Ce brave Indou donna alors quelques détails sur la victime. C’était une Indienne d’une beauté célèbre, de race parsie, fille de riches négociants de Bombay. Elle avait reçu dans cette ville une éducation absolument anglaise, et à ses manières, à son instruction, on l’eût crue Européenne. Elle se nommait Aouda.

Orpheline, elle fut mariée malgré elle à ce vieux rajah du Bundelkund. Trois mois après, elle devint veuve. Sachant le sort qui l’attendait, elle s’échappa, fut reprise aussitôt, et les parents du rajah, qui avaient intérêt à sa mort, la vouèrent à ce supplice auquel il ne semblait pas qu’elle pût échapper.

Ce récit ne pouvait qu’enraciner Mr. Fogg et ses compagnons dans leur généreuse résolution. Il fut décidé que le guide dirigerait l’éléphant vers la pagode de Pillaji, dont il se rapprocherait autant que possible.

Une demi-heure après, halte fut faite sous un taillis, à cinq cents pas de la pagode, que l’on ne pouvait apercevoir ; mais les hurlements des fanatiques se laissaient entendre distinctement.

Les moyens de parvenir jusqu’à la victime furent alors discutés. Le guide connaissait cette pagode de Pillaji, dans laquelle il affirmait que la jeune femme était emprisonnée. Pourrait-on y pénétrer par une des portes, quand toute la bande serait plongée dans le sommeil de l’ivresse, ou faudrait-il pratiquer un trou dans une muraille ? C’est ce qui ne pourrait être décidé qu’au moment et au lieu même. Mais ce qui ne fit aucun doute, c’est que l’enlèvement devait s’opérer cette nuit même, et non quand, le jour venu, la victime serait conduite au supplice. À cet instant, aucune intervention humaine n’eût pu la sauver.

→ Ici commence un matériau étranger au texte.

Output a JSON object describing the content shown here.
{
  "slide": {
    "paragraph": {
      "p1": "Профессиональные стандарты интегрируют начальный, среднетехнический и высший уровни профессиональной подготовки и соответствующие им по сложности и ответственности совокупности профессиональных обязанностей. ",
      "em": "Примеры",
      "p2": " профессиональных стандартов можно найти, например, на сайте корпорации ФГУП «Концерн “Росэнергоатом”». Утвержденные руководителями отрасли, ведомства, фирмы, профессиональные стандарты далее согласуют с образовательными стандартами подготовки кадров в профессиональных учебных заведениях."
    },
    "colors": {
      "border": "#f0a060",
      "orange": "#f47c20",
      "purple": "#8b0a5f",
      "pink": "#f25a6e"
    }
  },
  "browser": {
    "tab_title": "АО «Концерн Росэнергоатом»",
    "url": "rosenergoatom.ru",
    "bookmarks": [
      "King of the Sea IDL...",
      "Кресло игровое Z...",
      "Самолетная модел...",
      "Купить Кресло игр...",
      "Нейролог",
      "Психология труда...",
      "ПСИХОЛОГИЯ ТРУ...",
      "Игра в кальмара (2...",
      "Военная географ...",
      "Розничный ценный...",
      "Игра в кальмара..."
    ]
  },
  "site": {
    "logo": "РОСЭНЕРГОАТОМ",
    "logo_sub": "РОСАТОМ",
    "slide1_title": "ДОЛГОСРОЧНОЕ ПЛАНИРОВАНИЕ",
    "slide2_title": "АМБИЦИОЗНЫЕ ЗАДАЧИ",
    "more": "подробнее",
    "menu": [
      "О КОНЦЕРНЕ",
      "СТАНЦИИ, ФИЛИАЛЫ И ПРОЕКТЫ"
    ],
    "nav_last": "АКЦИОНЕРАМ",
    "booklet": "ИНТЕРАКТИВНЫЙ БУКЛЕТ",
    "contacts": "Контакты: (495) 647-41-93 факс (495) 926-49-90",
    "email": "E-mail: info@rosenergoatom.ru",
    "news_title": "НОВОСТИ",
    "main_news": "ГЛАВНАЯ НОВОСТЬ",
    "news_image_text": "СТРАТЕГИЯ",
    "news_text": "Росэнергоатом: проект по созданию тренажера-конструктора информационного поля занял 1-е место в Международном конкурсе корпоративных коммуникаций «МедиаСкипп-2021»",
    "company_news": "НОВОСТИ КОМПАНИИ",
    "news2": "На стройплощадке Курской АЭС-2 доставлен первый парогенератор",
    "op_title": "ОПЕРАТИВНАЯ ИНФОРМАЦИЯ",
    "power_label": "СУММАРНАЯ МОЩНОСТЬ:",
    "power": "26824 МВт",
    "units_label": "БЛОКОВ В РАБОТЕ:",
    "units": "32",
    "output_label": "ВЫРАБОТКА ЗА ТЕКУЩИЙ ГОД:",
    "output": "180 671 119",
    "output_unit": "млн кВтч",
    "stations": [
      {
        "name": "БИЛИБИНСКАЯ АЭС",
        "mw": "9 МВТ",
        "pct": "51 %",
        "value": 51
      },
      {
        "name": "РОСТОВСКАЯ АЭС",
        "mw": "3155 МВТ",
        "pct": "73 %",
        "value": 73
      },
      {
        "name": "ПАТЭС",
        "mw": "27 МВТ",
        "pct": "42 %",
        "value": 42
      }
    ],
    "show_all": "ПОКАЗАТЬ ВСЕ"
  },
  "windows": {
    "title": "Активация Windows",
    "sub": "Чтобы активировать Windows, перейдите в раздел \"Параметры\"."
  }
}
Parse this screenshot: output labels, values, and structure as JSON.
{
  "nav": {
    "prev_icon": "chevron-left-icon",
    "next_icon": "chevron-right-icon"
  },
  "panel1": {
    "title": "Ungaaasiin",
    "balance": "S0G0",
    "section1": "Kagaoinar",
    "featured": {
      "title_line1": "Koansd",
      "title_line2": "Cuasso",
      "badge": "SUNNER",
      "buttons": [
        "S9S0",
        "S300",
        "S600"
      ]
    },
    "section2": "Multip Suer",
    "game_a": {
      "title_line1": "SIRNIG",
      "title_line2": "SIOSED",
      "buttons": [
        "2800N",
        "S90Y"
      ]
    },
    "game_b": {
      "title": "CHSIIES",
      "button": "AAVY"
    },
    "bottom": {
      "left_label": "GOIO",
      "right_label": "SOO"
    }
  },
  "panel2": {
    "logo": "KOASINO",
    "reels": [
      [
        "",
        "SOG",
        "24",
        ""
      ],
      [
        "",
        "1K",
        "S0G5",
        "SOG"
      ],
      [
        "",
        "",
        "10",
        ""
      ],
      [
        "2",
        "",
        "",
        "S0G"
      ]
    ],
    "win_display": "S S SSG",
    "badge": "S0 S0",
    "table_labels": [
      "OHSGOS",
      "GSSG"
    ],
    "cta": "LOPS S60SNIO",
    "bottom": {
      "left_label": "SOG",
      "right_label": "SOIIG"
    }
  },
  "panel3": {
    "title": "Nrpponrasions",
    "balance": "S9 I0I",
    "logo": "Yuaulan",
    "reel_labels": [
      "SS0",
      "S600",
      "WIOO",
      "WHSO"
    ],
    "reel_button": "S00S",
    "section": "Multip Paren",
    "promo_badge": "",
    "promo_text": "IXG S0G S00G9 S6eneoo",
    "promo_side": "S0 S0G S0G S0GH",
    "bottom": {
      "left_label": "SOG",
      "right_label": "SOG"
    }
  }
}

Mr. Fogg et ses compagnons attendirent la nuit. Dès que l’ombre se fit, vers six heures du soir, ils résolurent d’opérer une reconnaissance autour de la pagode. Les derniers cris des fakirs s’éteignaient alors. Suivant leur habitude, ces Indiens devaient être plongés dans l’épaisse ivresse du « hang », — opium liquide, mélangé d’une infusion de chanvre, — et il serait peut-être possible de se glisser entre eux jusqu’au temple.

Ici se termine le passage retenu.